BOOK NOTES
A Thankfulness Stack
It’s Thanksgiving week, so I’ve put together a thankfulness stack to remind me to focus on my blessings, be content, give thanks, and show gratitude. I love Thanksgiving and the entire Thanksgiving holiday weekend. It's is a time of reflection for me, and filled with nostalgia. Thanksgiving is also the gateway to Christmas, which I really love.
🦃 The Blessing by Nancy Mitford🦃 A Little Book of Japanese Contentments by Erin Niimi Longhurst
🦃 Thank You for Smoking* by Christopher Buckley
🦃 Gratitude: Reflections on What We Owe to Our Country by William F. Buckley
I haven't read The Blessing yet. I picked this one for the title. I love Nancy Mitford, though, so I look forward to this one, which is described as her most autobiographical novel.

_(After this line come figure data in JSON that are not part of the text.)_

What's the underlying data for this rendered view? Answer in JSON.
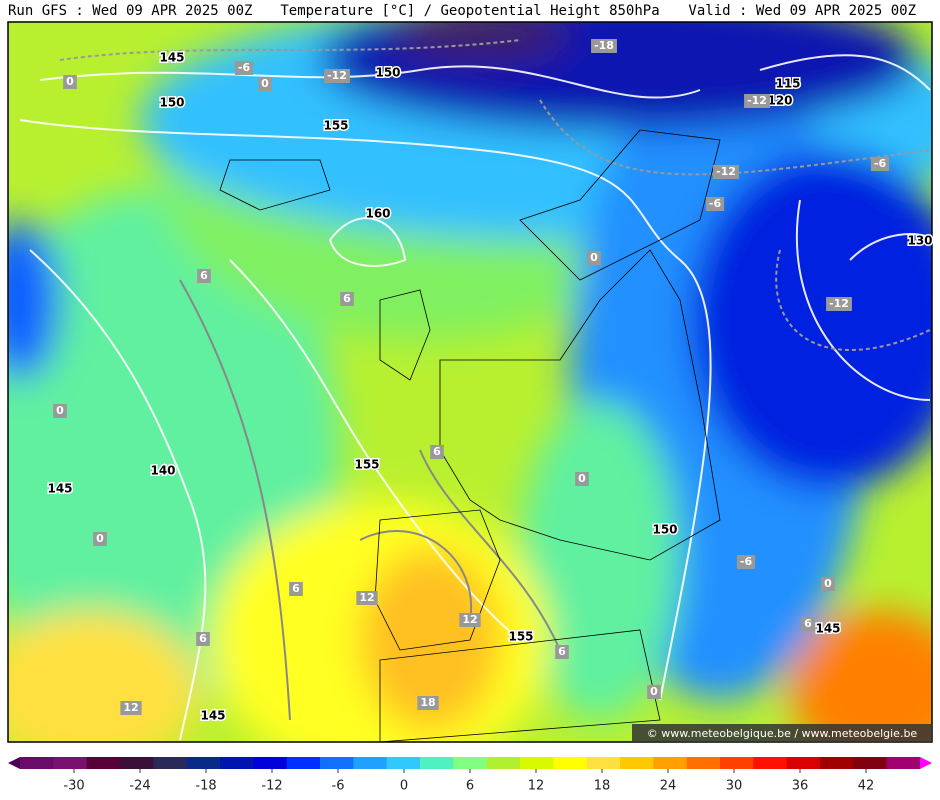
{
  "header": {
    "left": "Run GFS : Wed 09 APR 2025 00Z",
    "center": "Temperature [°C] / Geopotential Height 850hPa",
    "right": "Valid : Wed 09 APR 2025 00Z"
  },
  "contour_labels": [
    "145",
    "150",
    "150",
    "155",
    "160",
    "140",
    "145",
    "155",
    "150",
    "155",
    "145",
    "115",
    "120",
    "130",
    "145"
  ],
  "temperature_labels": [
    "0",
    "-6",
    "0",
    "-12",
    "-18",
    "-12",
    "-12",
    "-6",
    "-6",
    "0",
    "-12",
    "6",
    "6",
    "0",
    "6",
    "0",
    "0",
    "6",
    "12",
    "6",
    "12",
    "-6",
    "0",
    "6",
    "6",
    "0",
    "12",
    "18"
  ],
  "credit": "© www.meteobelgique.be / www.meteobelgie.be",
  "colorbar": {
    "lim": [
      -36,
      48
    ],
    "ticks": [
      -30,
      -24,
      -18,
      -12,
      -6,
      0,
      6,
      12,
      18,
      24,
      30,
      36,
      42
    ],
    "colors": [
      "#4a0050",
      "#6a0a6a",
      "#7a1070",
      "#5a0038",
      "#3a1038",
      "#2a2a5a",
      "#0a2a8a",
      "#0014b0",
      "#0000d8",
      "#0030ff",
      "#1070ff",
      "#20a0ff",
      "#30c8ff",
      "#50f0c0",
      "#80ff80",
      "#b0f030",
      "#d8f800",
      "#ffff00",
      "#ffe040",
      "#ffc800",
      "#ffa000",
      "#ff7000",
      "#ff4000",
      "#ff1000",
      "#d80000",
      "#a00000",
      "#800010",
      "#a00070",
      "#ff00ff"
    ]
  }
}
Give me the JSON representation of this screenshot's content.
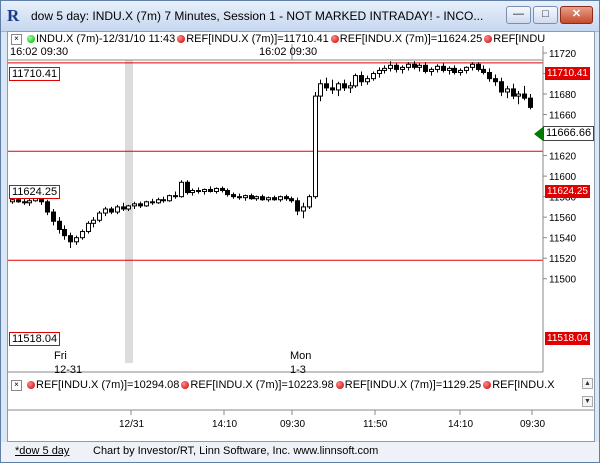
{
  "window": {
    "title": "dow 5 day: INDU.X (7m) 7 Minutes, Session 1 - NOT MARKED INTRADAY! - INCO...",
    "minimize": "—",
    "maximize": "□",
    "close": "✕",
    "app_icon_glyph": "R"
  },
  "top_legend": {
    "time_label": "16:02  09:30",
    "symbol": "INDU.X (7m)-12/31/10 11:43",
    "ref1": "REF[INDU.X (7m)]=11710.41",
    "ref2": "REF[INDU.X (7m)]=11624.25",
    "ref3": "REF[INDU"
  },
  "second_legend": {
    "time_label": "16:02  09:30"
  },
  "price_axis": {
    "ticks": [
      "11720",
      "11700",
      "11680",
      "11660",
      "11640",
      "11620",
      "11600",
      "11580",
      "11560",
      "11540",
      "11520",
      "11500"
    ],
    "current_price": "11666.66",
    "ref_labels_right": [
      "11710.41",
      "11624.25",
      "11518.04"
    ]
  },
  "ref_lines_left": [
    "11710.41",
    "11624.25",
    "11518.04"
  ],
  "day_labels": [
    {
      "day": "Fri",
      "date": "12-31"
    },
    {
      "day": "Mon",
      "date": "1-3"
    }
  ],
  "bottom_legend": {
    "ref1": "REF[INDU.X (7m)]=10294.08",
    "ref2": "REF[INDU.X (7m)]=10223.98",
    "ref3": "REF[INDU.X (7m)]=1129.25",
    "ref4": "REF[INDU.X"
  },
  "time_axis": {
    "ticks": [
      "12/31",
      "14:10",
      "09:30",
      "11:50",
      "14:10",
      "09:30"
    ]
  },
  "status": {
    "tab": "*dow 5 day",
    "credit": "Chart by Investor/RT, Linn Software, Inc. www.linnsoft.com"
  },
  "colors": {
    "ref_line": "#e00000",
    "current_price_bg": "#007a00",
    "candle": "#000000",
    "session_band": "#dcdcdc"
  },
  "chart_data": {
    "type": "candlestick",
    "symbol": "INDU.X (7m)",
    "ylim": [
      11500,
      11725
    ],
    "reference_lines": [
      11710.41,
      11624.25,
      11518.04
    ],
    "current_price": 11666.66,
    "candles": [
      {
        "open": 11575,
        "high": 11580,
        "low": 11573,
        "close": 11577
      },
      {
        "open": 11577,
        "high": 11579,
        "low": 11574,
        "close": 11575
      },
      {
        "open": 11575,
        "high": 11578,
        "low": 11572,
        "close": 11574
      },
      {
        "open": 11574,
        "high": 11578,
        "low": 11571,
        "close": 11576
      },
      {
        "open": 11576,
        "high": 11588,
        "low": 11575,
        "close": 11585
      },
      {
        "open": 11585,
        "high": 11587,
        "low": 11572,
        "close": 11575
      },
      {
        "open": 11575,
        "high": 11577,
        "low": 11562,
        "close": 11565
      },
      {
        "open": 11565,
        "high": 11568,
        "low": 11552,
        "close": 11556
      },
      {
        "open": 11556,
        "high": 11560,
        "low": 11544,
        "close": 11548
      },
      {
        "open": 11548,
        "high": 11552,
        "low": 11538,
        "close": 11542
      },
      {
        "open": 11542,
        "high": 11545,
        "low": 11530,
        "close": 11536
      },
      {
        "open": 11536,
        "high": 11542,
        "low": 11533,
        "close": 11540
      },
      {
        "open": 11540,
        "high": 11548,
        "low": 11538,
        "close": 11546
      },
      {
        "open": 11546,
        "high": 11556,
        "low": 11544,
        "close": 11554
      },
      {
        "open": 11554,
        "high": 11560,
        "low": 11550,
        "close": 11557
      },
      {
        "open": 11557,
        "high": 11566,
        "low": 11555,
        "close": 11564
      },
      {
        "open": 11564,
        "high": 11570,
        "low": 11561,
        "close": 11568
      },
      {
        "open": 11568,
        "high": 11570,
        "low": 11563,
        "close": 11565
      },
      {
        "open": 11565,
        "high": 11572,
        "low": 11563,
        "close": 11570
      },
      {
        "open": 11570,
        "high": 11574,
        "low": 11566,
        "close": 11568
      },
      {
        "open": 11568,
        "high": 11572,
        "low": 11566,
        "close": 11571
      },
      {
        "open": 11571,
        "high": 11575,
        "low": 11568,
        "close": 11573
      },
      {
        "open": 11573,
        "high": 11575,
        "low": 11569,
        "close": 11571
      },
      {
        "open": 11571,
        "high": 11576,
        "low": 11570,
        "close": 11575
      },
      {
        "open": 11575,
        "high": 11578,
        "low": 11572,
        "close": 11574
      },
      {
        "open": 11574,
        "high": 11579,
        "low": 11573,
        "close": 11577
      },
      {
        "open": 11577,
        "high": 11580,
        "low": 11574,
        "close": 11576
      },
      {
        "open": 11576,
        "high": 11582,
        "low": 11575,
        "close": 11581
      },
      {
        "open": 11581,
        "high": 11585,
        "low": 11578,
        "close": 11580
      },
      {
        "open": 11580,
        "high": 11596,
        "low": 11579,
        "close": 11594
      },
      {
        "open": 11594,
        "high": 11596,
        "low": 11582,
        "close": 11584
      },
      {
        "open": 11584,
        "high": 11588,
        "low": 11581,
        "close": 11586
      },
      {
        "open": 11586,
        "high": 11589,
        "low": 11583,
        "close": 11585
      },
      {
        "open": 11585,
        "high": 11588,
        "low": 11582,
        "close": 11587
      },
      {
        "open": 11587,
        "high": 11590,
        "low": 11584,
        "close": 11585
      },
      {
        "open": 11585,
        "high": 11589,
        "low": 11583,
        "close": 11588
      },
      {
        "open": 11588,
        "high": 11590,
        "low": 11584,
        "close": 11586
      },
      {
        "open": 11586,
        "high": 11588,
        "low": 11580,
        "close": 11582
      },
      {
        "open": 11582,
        "high": 11584,
        "low": 11578,
        "close": 11580
      },
      {
        "open": 11580,
        "high": 11583,
        "low": 11577,
        "close": 11579
      },
      {
        "open": 11579,
        "high": 11582,
        "low": 11576,
        "close": 11581
      },
      {
        "open": 11581,
        "high": 11583,
        "low": 11577,
        "close": 11578
      },
      {
        "open": 11578,
        "high": 11581,
        "low": 11576,
        "close": 11580
      },
      {
        "open": 11580,
        "high": 11582,
        "low": 11576,
        "close": 11577
      },
      {
        "open": 11577,
        "high": 11580,
        "low": 11575,
        "close": 11579
      },
      {
        "open": 11579,
        "high": 11581,
        "low": 11576,
        "close": 11577
      },
      {
        "open": 11577,
        "high": 11581,
        "low": 11575,
        "close": 11580
      },
      {
        "open": 11580,
        "high": 11582,
        "low": 11576,
        "close": 11578
      },
      {
        "open": 11578,
        "high": 11580,
        "low": 11574,
        "close": 11576
      },
      {
        "open": 11576,
        "high": 11579,
        "low": 11562,
        "close": 11566
      },
      {
        "open": 11566,
        "high": 11574,
        "low": 11559,
        "close": 11570
      },
      {
        "open": 11570,
        "high": 11582,
        "low": 11568,
        "close": 11580
      },
      {
        "open": 11580,
        "high": 11682,
        "low": 11578,
        "close": 11678
      },
      {
        "open": 11678,
        "high": 11694,
        "low": 11673,
        "close": 11690
      },
      {
        "open": 11690,
        "high": 11696,
        "low": 11683,
        "close": 11686
      },
      {
        "open": 11686,
        "high": 11694,
        "low": 11680,
        "close": 11684
      },
      {
        "open": 11684,
        "high": 11692,
        "low": 11678,
        "close": 11690
      },
      {
        "open": 11690,
        "high": 11694,
        "low": 11683,
        "close": 11686
      },
      {
        "open": 11686,
        "high": 11692,
        "low": 11681,
        "close": 11688
      },
      {
        "open": 11688,
        "high": 11700,
        "low": 11686,
        "close": 11698
      },
      {
        "open": 11698,
        "high": 11702,
        "low": 11688,
        "close": 11692
      },
      {
        "open": 11692,
        "high": 11698,
        "low": 11689,
        "close": 11695
      },
      {
        "open": 11695,
        "high": 11702,
        "low": 11693,
        "close": 11700
      },
      {
        "open": 11700,
        "high": 11706,
        "low": 11696,
        "close": 11703
      },
      {
        "open": 11703,
        "high": 11708,
        "low": 11700,
        "close": 11705
      },
      {
        "open": 11705,
        "high": 11712,
        "low": 11702,
        "close": 11708
      },
      {
        "open": 11708,
        "high": 11710,
        "low": 11701,
        "close": 11704
      },
      {
        "open": 11704,
        "high": 11708,
        "low": 11700,
        "close": 11706
      },
      {
        "open": 11706,
        "high": 11711,
        "low": 11703,
        "close": 11709
      },
      {
        "open": 11709,
        "high": 11712,
        "low": 11704,
        "close": 11706
      },
      {
        "open": 11706,
        "high": 11710,
        "low": 11702,
        "close": 11708
      },
      {
        "open": 11708,
        "high": 11711,
        "low": 11700,
        "close": 11702
      },
      {
        "open": 11702,
        "high": 11706,
        "low": 11698,
        "close": 11704
      },
      {
        "open": 11704,
        "high": 11709,
        "low": 11701,
        "close": 11707
      },
      {
        "open": 11707,
        "high": 11710,
        "low": 11701,
        "close": 11703
      },
      {
        "open": 11703,
        "high": 11707,
        "low": 11699,
        "close": 11705
      },
      {
        "open": 11705,
        "high": 11708,
        "low": 11699,
        "close": 11701
      },
      {
        "open": 11701,
        "high": 11705,
        "low": 11698,
        "close": 11703
      },
      {
        "open": 11703,
        "high": 11707,
        "low": 11700,
        "close": 11706
      },
      {
        "open": 11706,
        "high": 11711,
        "low": 11703,
        "close": 11709
      },
      {
        "open": 11709,
        "high": 11711,
        "low": 11702,
        "close": 11704
      },
      {
        "open": 11704,
        "high": 11708,
        "low": 11699,
        "close": 11701
      },
      {
        "open": 11701,
        "high": 11705,
        "low": 11692,
        "close": 11695
      },
      {
        "open": 11695,
        "high": 11699,
        "low": 11688,
        "close": 11692
      },
      {
        "open": 11692,
        "high": 11696,
        "low": 11678,
        "close": 11682
      },
      {
        "open": 11682,
        "high": 11688,
        "low": 11676,
        "close": 11685
      },
      {
        "open": 11685,
        "high": 11690,
        "low": 11675,
        "close": 11678
      },
      {
        "open": 11678,
        "high": 11683,
        "low": 11670,
        "close": 11680
      },
      {
        "open": 11680,
        "high": 11688,
        "low": 11674,
        "close": 11676
      },
      {
        "open": 11676,
        "high": 11680,
        "low": 11665,
        "close": 11667
      }
    ]
  }
}
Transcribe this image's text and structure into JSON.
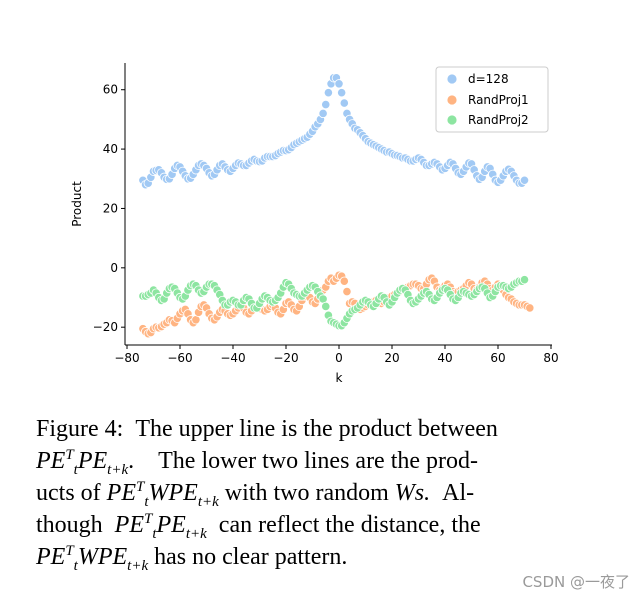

A Little Book of Japanese Contentments is one I really enjoyed. The author looks to Japanese traditions like "forest bathing" and wabi-sabi to gently advise on how to be more grounded and live in the present. The modernist, Japanese-style illustrations make the book beautiful and a good gift idea.
Thank You for Smoking may seem like dark satire for a post about thankfulness, but it’s actually right on point. My husband, also a lawyer, spent a big chunk of his career litigating cases for Philip Morris. Around our house, there’s more truth to that title than we care to acknowledge.
The William Buckley book, Gratitude, is still on my TBR shelf but one I'd very much like to read. I think I might read it over Thanksgiving weekend.
For my fellow Thanksgiving celebrants, what are your plans? My husband and I are on our own this year and plan to have a very laidback holiday. We certainly are not cooking a turkey dinner for the two of us! We are going to get lobsters from the tank at the Chinese grocery store. And I will be avoiding Black Friday, Cyber Monday, and all the rest of it, like I do every year.
Also, as is the tradition around our house, I'll go to the tree lot and get our Christmas tree on Saturday or Sunday. I no longer make my husband crawl around in the Oregon mud to cut our own tree, but I still insist on a fresh tree.